Mexican Farmers Turn Into Vigilantes To Fight Narco Traffickers
in pulverem reverteris

AYUTLA – In the southwestern Mexican state of Guerrero, residents of about 15 municipalities have decided to form a “community police” to confront the drug cartels.

“The state,” says one farmer matter-of-factly, “has abandoned us.”

A commander of the group, who goes by the moniker G1, is talking in the parking lot of the Aurrera supermarket in the town of Ayutla, where the community police have installed their improvised headquarters. He wears a balaclava, and holds a gun. “When we rise against the narcos (drug cartels), they say they will go after us and our families — so I said, ‘let them come. I will be still waiting for them here,”” he declares. “It is not right for just a few of them to keep us all in fear. We outnumber them.”

As he stops talking, a woman brings a large casserole with rice and beans to feed the group. To get to Ayutla, in the heart of Guerrero’s Costa Chica, one of the poorest regions in Mexico, you need to pass through at least 12 roadblocks: police checkpoints, army checkpoints and community police checkpoints, each asking to see IDs and check out every vehicle. No one protests.

A month ago, locals got tired of the violence, and decided to take control. Groups of men armed with old shotguns took to the streets, the highways and the roads. First it was one, then another, and then one more… all together, 15 towns have raised vigilante forces that neither obey police, army nor any authority that is not from their own communities.

A teenage couple walks past the encapuchados (men with balaclavas), hand in hand. “You see? This was impossible before. We were afraid to leave our houses after 10 p.m.,” says commander G1.

“The state had abandoned us and we had to do something to defend ourselves. Even a scorpion, when you are step on it, sticks out its zinger to defend itself,” says a former corn farmer who now leads one of the self-defense groups.

The situation in Ayutla is a mirror of what is happening in the rest of the country, where the war among and against the drug cartels has left 90,000 thousand dead and 25,000 missing.

But for a month, crime rates in Ayutla have been reduced to zero and the government of Enrique Peña Nieto is starting to worry about this popular uprising, which echoes the 1990s, when the Zapatista revolutionary group declared a “war against the Mexican state.”

“Bring them to justice”

It is 11 a.m. and the sun is already blazing.
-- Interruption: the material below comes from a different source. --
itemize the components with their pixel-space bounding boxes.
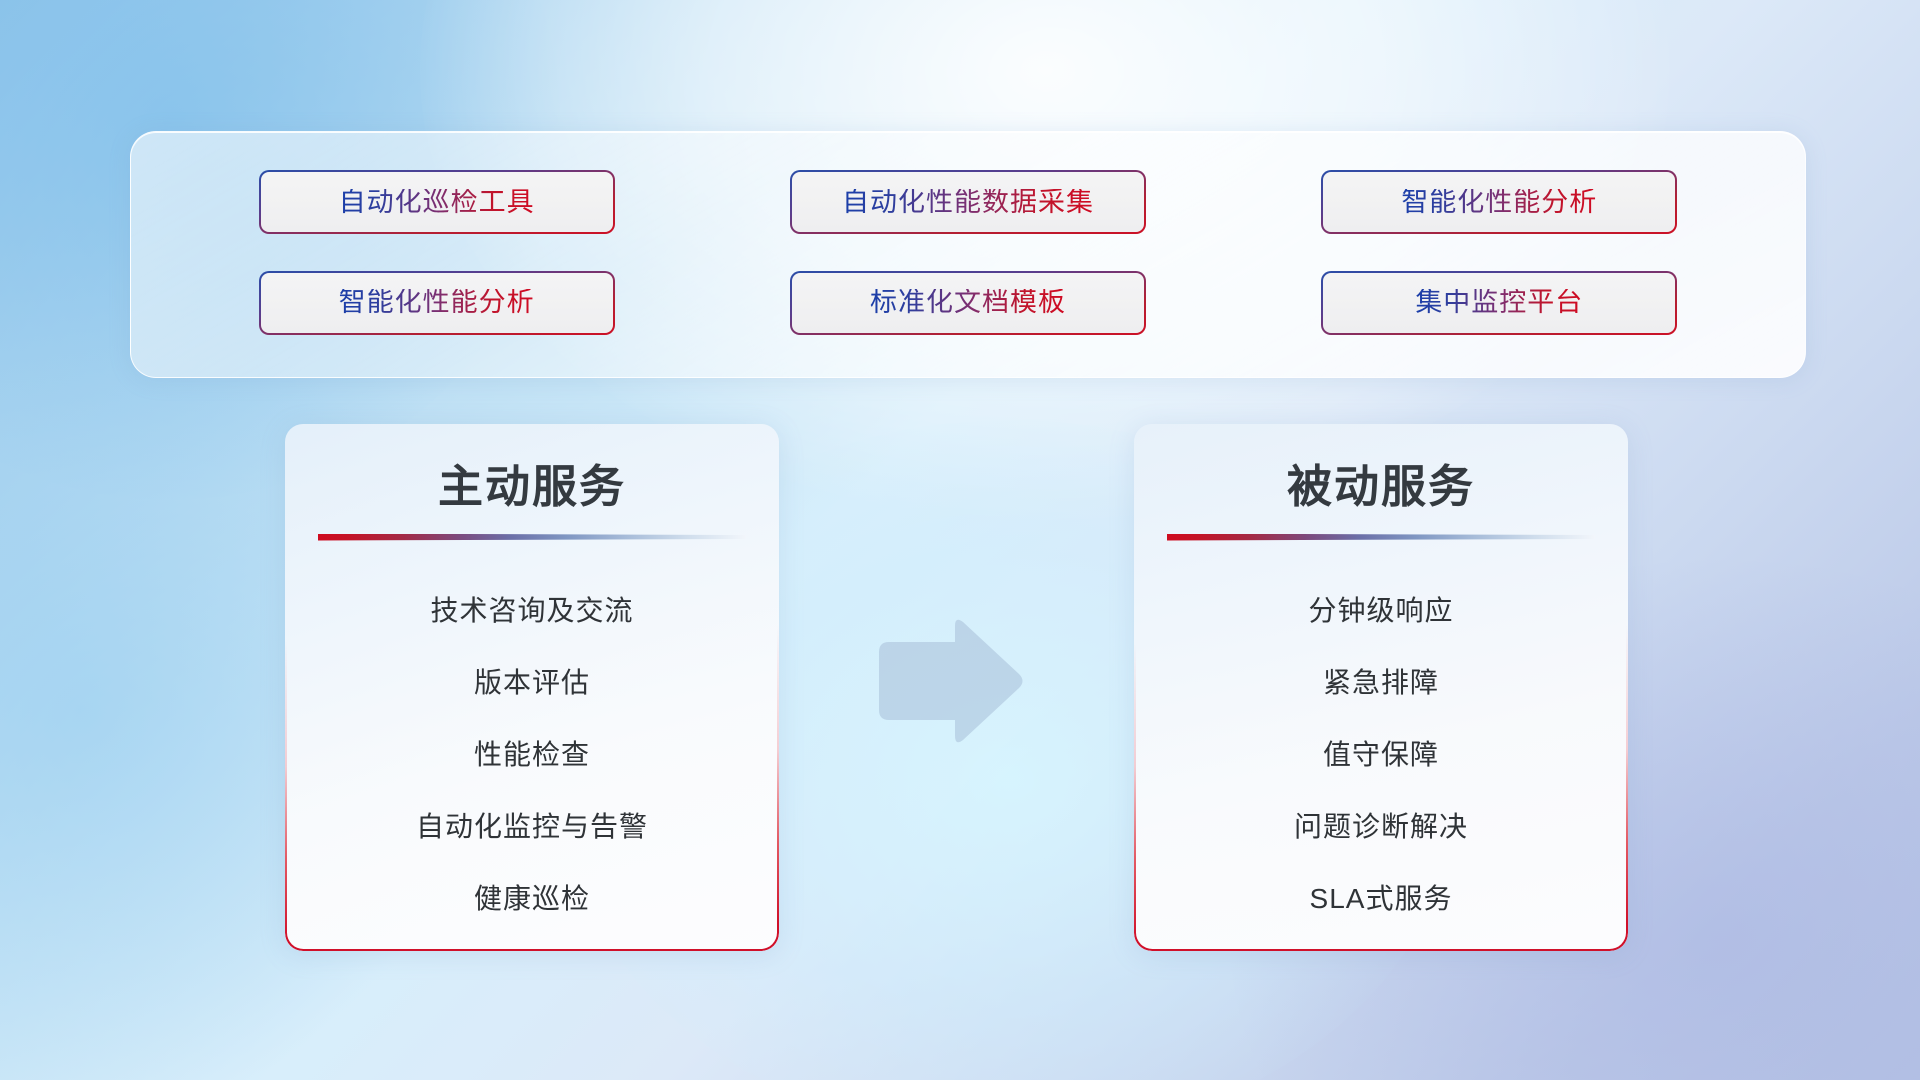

In the nearby town of El Mezon, a public “trial” has began against 54 people that have been arrested and accused of having ties with the drug cartels – and participating in robbery, drug trafficking and rape.

Bruised and in groups of five, the prisoners, which have spent a month incarcerated in the town’s school, are paraded in public while their charges are read out loud. “Uriel Cipriano (36), accused of organized crime; Vicente Mayo (22) works for the cartels; Román Navarrete (28), accused of raping four women…” “Bring them to justice,” shouts the crowd.

Benito steps to the front, and with his face covered, recalls the months he spent working for the drug cartels: “First we cut off their fingers with a knife. Then with a machete, we cut off their feet, hands and arms, and finally the head, which we leave in an ice box in front of their house.” The 12-year-old boy has just described what he did to an old man who didn’t want to pay his kidnapping ransom.

Cowboy jeans, huaraches (sandals), Benito is as poor as his victim, who wasn’t able to pay the standard $50 biweekly extortion fee. These are the going rates in Guerrero, one of the most forgotten regions of Latin America.

The thousands of rough-looking farmers, who came down the mountain armed to the teeth, do not make a sound as they listen to Benito’s story. Popular justice includes listening to the victims’ testimonies. Some of the encapuchados even cry while listening to the story of the little boy who was drafted into the drug cartel. “I live with my grandmother because I have no mother. Well, I do, but she left to work in the U.S. five years ago, and I never heard from her again,” says Benito. His grandmother turned him in to the community police so he could join them and straighten his ways.

A pair of macaws fly over El Mezon, breaking the tense narrative. The farmers hear out loud what they have been suffering through for years: extortions, robberies, rapes, kidnappings, killings… Until they decided they’ve heard enough.